I suspect we won't know who's right until somebody files suit and the Kentucky Supreme Court eventually rules one way or the other.

This prompts a bigger question, though: exactly how does Davis suggest that Kentucky resolve the tension between her beliefs and settled law?

Frankly, I don't see how we can accommodate the unbelievably stringent notion of what I call "transitive sin" with human law, period.

Davis objects to standard legislative accommodations of objecting religious believers. She won't allow her deputies to do the physical work of issuing documents because they still require her signature, and even if the signature were imprinted by a machine it would, in her eyes, still reflect her endorsement of a sinful act. This level of belief can't be satisfied by legalistic fig leaves that exempt the believer from physically participating in the act: it considers standing aside and letting the action take place to be tantamount to complicity. (Last year I mentioned a piece about the Little Sisters of the Poor, who have a similarly strict view of what constitutes "participation" in a sinful act.) Since the sinfulness can't be avoided by permitting an intermediary to do the dirty work, I call this view of sin and action as "transitive".

This is a pretty expansive idea of moral responsibility. Moreover, the lengths to which she has gone to satisfy her beliefs call into question her sincerity on a different matter.

Davis claims she has no problem if same-sex couples seek their license in another county. Yet how does this absolve Davis in her own eyes?

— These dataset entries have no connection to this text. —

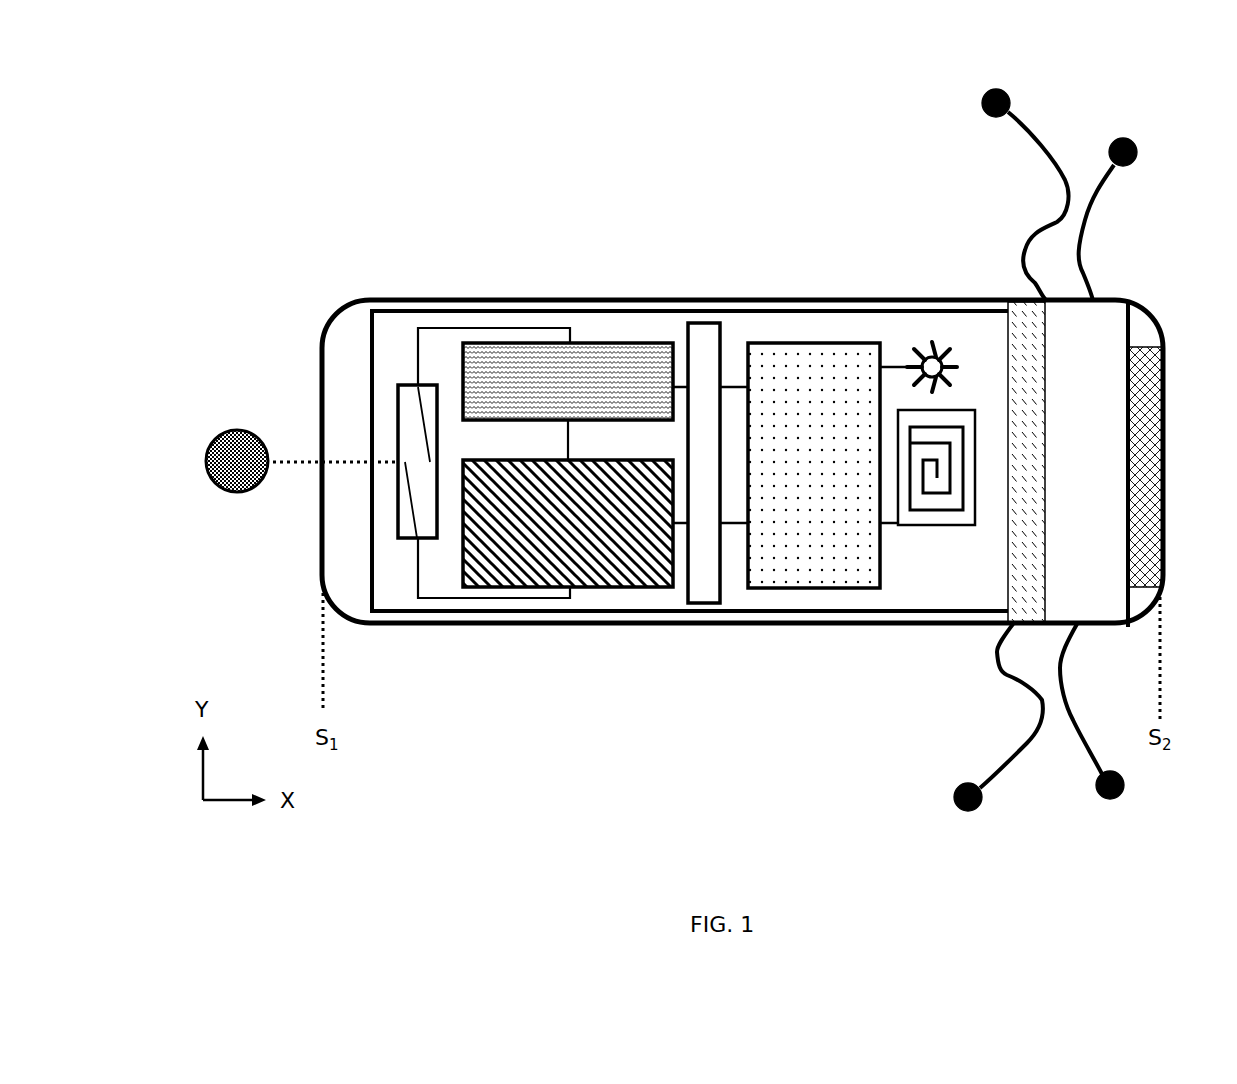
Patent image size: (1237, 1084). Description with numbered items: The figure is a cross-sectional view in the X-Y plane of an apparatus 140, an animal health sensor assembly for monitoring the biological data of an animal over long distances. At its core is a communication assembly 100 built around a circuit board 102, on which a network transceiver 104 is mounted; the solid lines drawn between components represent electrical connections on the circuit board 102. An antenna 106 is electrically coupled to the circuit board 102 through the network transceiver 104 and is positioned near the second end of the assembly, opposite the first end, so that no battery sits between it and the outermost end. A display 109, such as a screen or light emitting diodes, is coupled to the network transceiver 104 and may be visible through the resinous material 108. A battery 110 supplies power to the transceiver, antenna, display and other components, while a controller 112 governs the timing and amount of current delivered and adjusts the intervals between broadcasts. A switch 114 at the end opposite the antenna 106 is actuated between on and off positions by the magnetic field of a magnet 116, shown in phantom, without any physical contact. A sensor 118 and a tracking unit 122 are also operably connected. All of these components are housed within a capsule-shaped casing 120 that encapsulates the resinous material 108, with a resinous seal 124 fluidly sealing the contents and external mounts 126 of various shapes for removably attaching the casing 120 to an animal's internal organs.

The communication assembly 100 is at (840, 593).
The circuit board 102 is at (765, 602).
The network transceiver 104 is at (823, 377).
The antenna 106 is at (940, 535).
The resinous material 108 is at (1095, 463).
The display 109 is at (938, 348).
The battery 110 is at (637, 565).
The controller 112 is at (707, 345).
The switch 114 is at (403, 522).
The magnet 116 is at (248, 428).
The sensor 118 is at (635, 363).
The casing 120 is at (573, 297).
The tracking unit 122 is at (1022, 592).
The resinous seal 124 is at (1147, 380).
The external mounts 126 is at (988, 117).
The apparatus 140 is at (717, 464).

The obvious answer is, Davis' legal authority doesn't extend to a different county. But how much does Davis respect legal authority? Not much, as far as a federal judge's order is concerned. Why does she respect the legality of county boundaries but not a judge's order aimed specifically at her? Why should one carry weight with her but not the other?

Then there's the spiritual aspect of the matter. If she is so concerned with not enabling sin, how can she be okay telling same-sex couples they can get a marriage license in the next county? How are her hands clean in that case? She enabled them to commit the sin of same-sex marriage!

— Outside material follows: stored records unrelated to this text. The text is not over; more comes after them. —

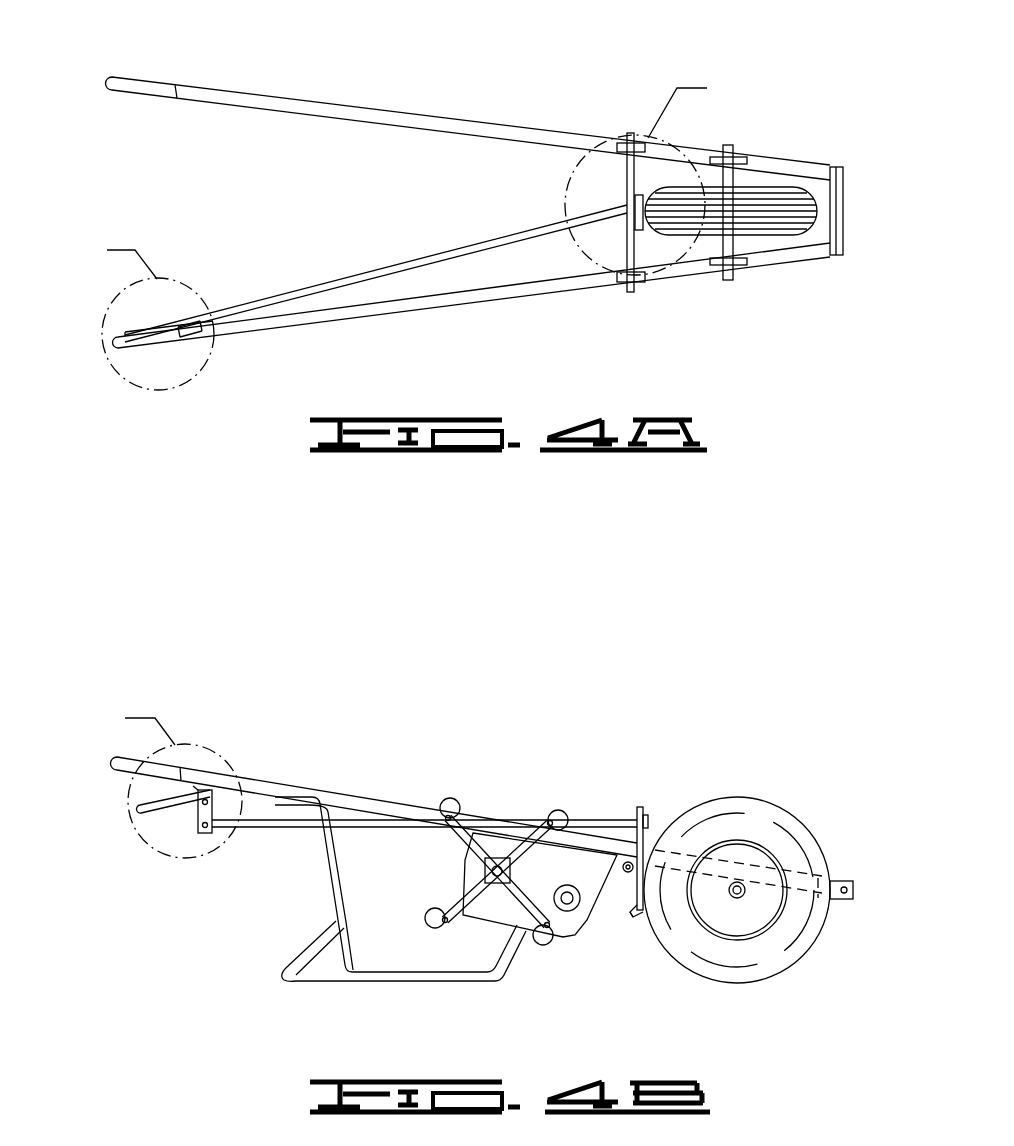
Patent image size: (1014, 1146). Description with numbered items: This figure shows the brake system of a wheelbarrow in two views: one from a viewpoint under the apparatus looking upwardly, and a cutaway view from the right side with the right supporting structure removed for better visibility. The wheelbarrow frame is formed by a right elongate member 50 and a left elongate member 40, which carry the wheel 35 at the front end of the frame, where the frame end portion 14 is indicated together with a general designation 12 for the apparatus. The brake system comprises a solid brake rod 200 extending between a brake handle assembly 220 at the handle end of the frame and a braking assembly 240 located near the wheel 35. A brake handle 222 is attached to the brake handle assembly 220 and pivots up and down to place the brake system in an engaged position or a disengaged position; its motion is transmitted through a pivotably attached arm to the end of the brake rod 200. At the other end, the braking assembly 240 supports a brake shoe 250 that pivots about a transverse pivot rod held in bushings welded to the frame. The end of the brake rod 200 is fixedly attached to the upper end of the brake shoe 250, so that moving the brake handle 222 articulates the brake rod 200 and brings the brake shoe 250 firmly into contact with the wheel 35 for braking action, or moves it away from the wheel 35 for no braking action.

In FIG. 4A, the wheelbarrow / cart assembly 12 is at (128, 178).
In FIG. 4A, the frame end / front frame portion 14 is at (822, 138).
In FIG. 4A, the wheel 35 is at (817, 207).
In FIG. 4A, the left elongate member 40 is at (328, 337).
In FIG. 4A, the right elongate member 50 is at (295, 78).
In FIG. 4A, the brake rod 200 is at (373, 278).
In FIG. 4B, the brake rod 200 is at (288, 827).
In FIG. 4A, the brake handle assembly 220 is at (192, 282).
In FIG. 4B, the brake handle assembly 220 is at (222, 743).
In FIG. 4A, the brake handle 222 is at (137, 343).
In FIG. 4B, the brake handle 222 is at (150, 837).
In FIG. 4A, the braking assembly 240 is at (563, 188).
In FIG. 4B, the braking assembly 240 is at (648, 790).
In FIG. 4B, the brake shoe 250 is at (633, 913).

If you sincerely believe that the least little contact makes you complicit in a sin, I don't see how you can be virtuous in the modern world. I also don't see how you can believe in freedom of belief for anyone else if you're inclined to constrain what other people can do if their actions impinge on your "web" of possible complicity.

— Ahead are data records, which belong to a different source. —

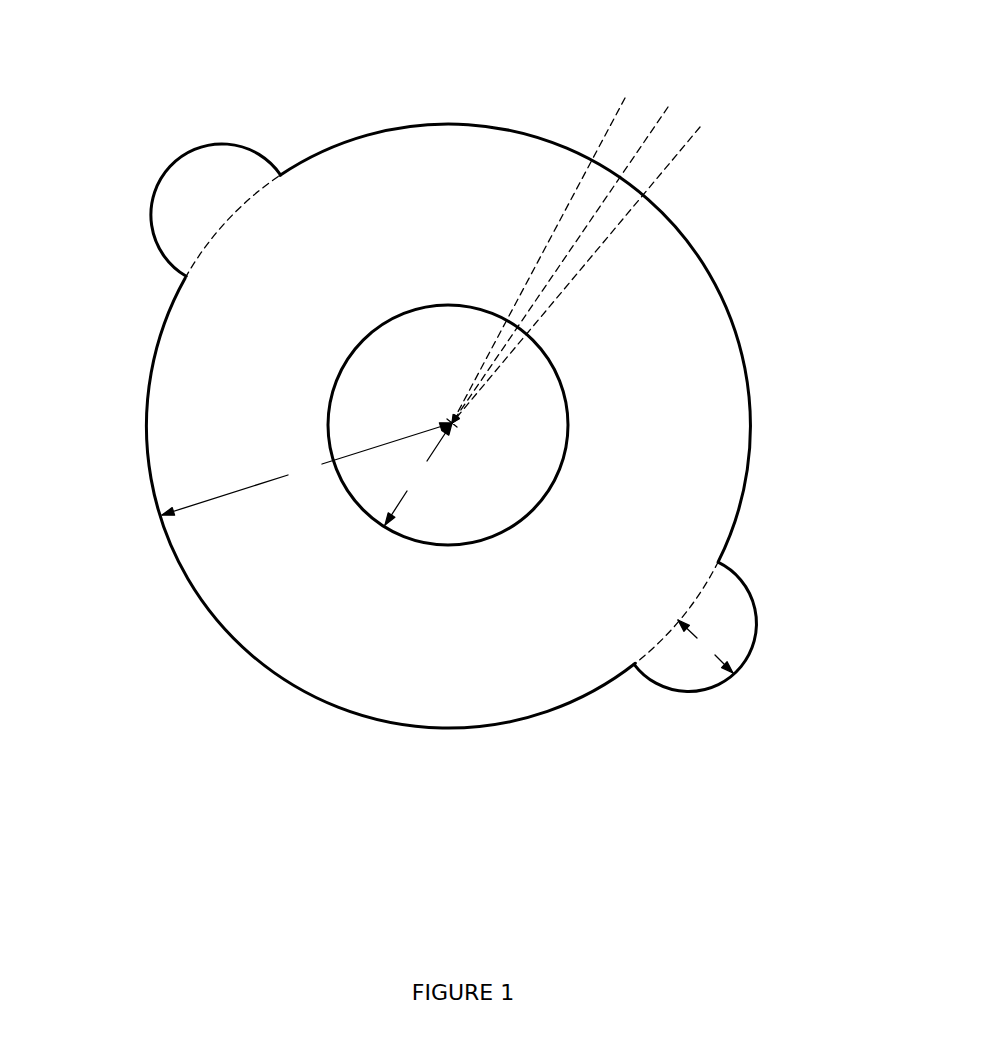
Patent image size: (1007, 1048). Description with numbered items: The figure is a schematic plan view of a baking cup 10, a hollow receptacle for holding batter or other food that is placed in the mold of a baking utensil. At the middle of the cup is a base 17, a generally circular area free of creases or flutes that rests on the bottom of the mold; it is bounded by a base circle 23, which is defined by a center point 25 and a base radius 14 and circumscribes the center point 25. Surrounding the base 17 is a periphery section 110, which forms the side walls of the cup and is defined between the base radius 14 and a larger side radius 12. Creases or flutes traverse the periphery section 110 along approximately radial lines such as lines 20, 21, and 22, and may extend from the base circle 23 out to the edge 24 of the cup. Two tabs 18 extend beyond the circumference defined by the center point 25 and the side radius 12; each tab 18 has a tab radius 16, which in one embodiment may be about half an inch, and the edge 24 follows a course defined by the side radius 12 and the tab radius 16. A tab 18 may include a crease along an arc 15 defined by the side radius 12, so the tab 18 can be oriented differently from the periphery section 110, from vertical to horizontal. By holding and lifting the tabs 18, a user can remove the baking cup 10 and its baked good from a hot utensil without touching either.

The baking cup 10 is at (457, 439).
The periphery section 110 is at (457, 388).
The side radius 12 is at (307, 469).
The base radius 14 is at (418, 474).
The arc 15 is at (212, 237).
The tab radius 16 is at (705, 646).
The base 17 is at (365, 425).
The tab 18 is at (236, 141).
The radial line 20 is at (631, 86).
The radial line 21 is at (676, 95).
The radial line 22 is at (709, 116).
The base circle 23 is at (563, 472).
The edge 24 is at (737, 325).
The center point 25 is at (470, 413).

The legal rule of thumb for how far any given "freedom" can extend is, it has to be reined in when it impinges on someone else. In other words, "Your freedom to stretch ends at my nose". How can Davis' expansive version of "religious freedom" fit that legal rule of thumb?

I don't think it can.

The claimed injury to Davis' freedom of worship is so vaguely expansive, the "penumbra" of what might impinge on her religious belief can't be defined in the law. Common-sense, reasonable accommodations for religious belief have not sufficed for her. I doubt any accommodation is possible.

When your "personal" belief extends so far that you won't let others do your work, you've crossed a line. We can't and shouldn't accommodate you, because you are imposing your belief on others.

By the way, the strength of her belief in this particular sin strongly suggests that what really motivates her is a deep animus toward homosexuals. That, too, can be "protected" under the rubric of religious belief, but it's a much less trendy sentiment.

Oh, and those like the tiresome Mike Huckabee who are crying "Religious intolerance!" and "Christian persecution!" to the rafters are simply trying to raise money. Davis was jailed because she refused to do her job. You jokers are amplifying hostility toward yourselves and your coreligionists by being too goddamned greedy to secure power for yourselves. Worried about a more secular world? If that happens, you will bear much responsibility because you will have discredited genuine spiritualism with your whining and bigotry. So I'm actually doing you a favor by telling you to fuck off.